Esiste un popolo senza religione?

Questa mia riflessione nasce da un matrimonio a cui ho partecipato sabato. Matrimonio cattolico, celebrato in Chiesa. Da tempo non frequento la Chiesa, avendo effettuato un repentino distacco dall’istituzione cattolica ormai anni e anni fa, e maturato poi un progressivo avvicinamento all’ateismo.

Fa un certo effetto trovarsi sotto le volte solenni, nell’odore di incenso misto a cera, l’aria fredda anche in giornate di pieno sole, gonfia dei sospiri polverosi di generazioni di fedeli. Agli occhi disincantati di un ateo, è una cerimonia che definirei a pieno titolo “arcaica”. L’ostensione dell’ostia (ma si dirà così poi, o è tautologico? cerco nella memoria parole che un tempo mi erano assai familiari….), il corpo e sangue simbolicamente assunti attraverso la Comunione… varchi una soglia di pietra e vieni catapultato indietro di secoli (e non dico millenni perché per me l’attuale Chiesa Cattolica è il prodotto della Controriforma e non dello spirito cristiano originario… ma questo è tutto un altro discorso….).

Comunque, sabato assistendo alla cerimonia penso. Penso che l’ateismo invece è un prodotto della cultura moderna. Penso che forse io non sono del tutto atea, perché mi piacerebbe che ci fosse qualcos’altro, una Entità da pregare. Penso che mi piacerebbe forse perché abbiamo bisogno di trovare qualcosa che trascenda noi stessi, perché a volte noi stessi non ci bastiamo…

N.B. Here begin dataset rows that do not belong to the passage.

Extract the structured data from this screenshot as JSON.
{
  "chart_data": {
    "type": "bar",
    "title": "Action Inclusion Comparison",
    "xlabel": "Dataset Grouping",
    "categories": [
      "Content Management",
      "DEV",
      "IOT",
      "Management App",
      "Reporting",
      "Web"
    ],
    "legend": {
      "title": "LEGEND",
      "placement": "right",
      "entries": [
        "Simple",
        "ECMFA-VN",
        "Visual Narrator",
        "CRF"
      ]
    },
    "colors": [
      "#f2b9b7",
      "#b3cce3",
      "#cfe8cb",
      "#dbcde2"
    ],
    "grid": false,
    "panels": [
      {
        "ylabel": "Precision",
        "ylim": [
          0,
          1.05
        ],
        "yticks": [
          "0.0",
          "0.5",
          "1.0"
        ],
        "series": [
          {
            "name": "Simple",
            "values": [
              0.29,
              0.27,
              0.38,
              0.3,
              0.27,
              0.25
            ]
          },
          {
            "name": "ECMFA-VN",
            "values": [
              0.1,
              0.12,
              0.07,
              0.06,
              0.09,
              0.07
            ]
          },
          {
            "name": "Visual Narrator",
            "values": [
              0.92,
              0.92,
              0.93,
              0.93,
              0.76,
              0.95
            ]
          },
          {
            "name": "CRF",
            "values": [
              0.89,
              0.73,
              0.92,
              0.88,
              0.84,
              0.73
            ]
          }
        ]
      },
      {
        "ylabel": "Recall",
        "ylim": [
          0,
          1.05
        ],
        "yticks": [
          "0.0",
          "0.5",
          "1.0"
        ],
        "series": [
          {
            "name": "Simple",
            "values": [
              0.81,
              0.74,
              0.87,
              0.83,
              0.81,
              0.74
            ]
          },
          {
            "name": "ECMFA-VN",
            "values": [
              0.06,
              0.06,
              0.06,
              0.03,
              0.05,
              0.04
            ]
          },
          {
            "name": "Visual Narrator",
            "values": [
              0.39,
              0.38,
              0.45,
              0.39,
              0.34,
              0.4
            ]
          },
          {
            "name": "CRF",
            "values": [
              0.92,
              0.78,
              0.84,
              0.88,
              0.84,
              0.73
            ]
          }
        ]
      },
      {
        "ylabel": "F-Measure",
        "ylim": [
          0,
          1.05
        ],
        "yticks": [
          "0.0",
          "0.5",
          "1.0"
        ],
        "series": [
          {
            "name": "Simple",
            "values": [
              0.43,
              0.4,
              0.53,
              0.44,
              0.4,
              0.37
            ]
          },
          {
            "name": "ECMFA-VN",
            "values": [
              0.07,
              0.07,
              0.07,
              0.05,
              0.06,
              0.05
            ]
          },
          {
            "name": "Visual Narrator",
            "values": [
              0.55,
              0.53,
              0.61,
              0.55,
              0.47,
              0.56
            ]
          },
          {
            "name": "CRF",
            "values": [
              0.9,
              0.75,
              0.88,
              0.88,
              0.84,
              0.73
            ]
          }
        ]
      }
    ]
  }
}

Penso. Il negare una qualsiasi forma di trascendenza, il negare un principio divino (di qualsiasi tipo) è uno stadio di pensiero molto raffinato. Esiste, è mai esistito un popolo, una cultura, una società senza religione? I popoli antichi adoravano gli animali, le piante, gli astri: uno spirito divino pervadeva la natura e il mondo stesso. Perché – se è vero che non esiste alcuno spirito divino – la negazione dello stesso è solo un prodotto tardo e culturalmente avanzato del pensiero? Ma cos’è il divino? E cosa ha spinto gli uomini di tutto il mondo, fin dall’età più primitiva, a cercare qualcosa di più grande, di più potente, al di fuori di sé?

Nel frattempo la Messa è quasi finita, ascolto le parole del Padre Nostro. Ecco, il Padre Nostro è la preghiera che potrei recitare, non è una preghiera cattolica, è una preghiera con una valenza universale. Non peraltro, è l’unica che troviamo nel Vangelo.

Usciamo nel sole, lanciamo il riso, soffiamo bolle di sapone. Ma le mie domande sono domande senza risposta.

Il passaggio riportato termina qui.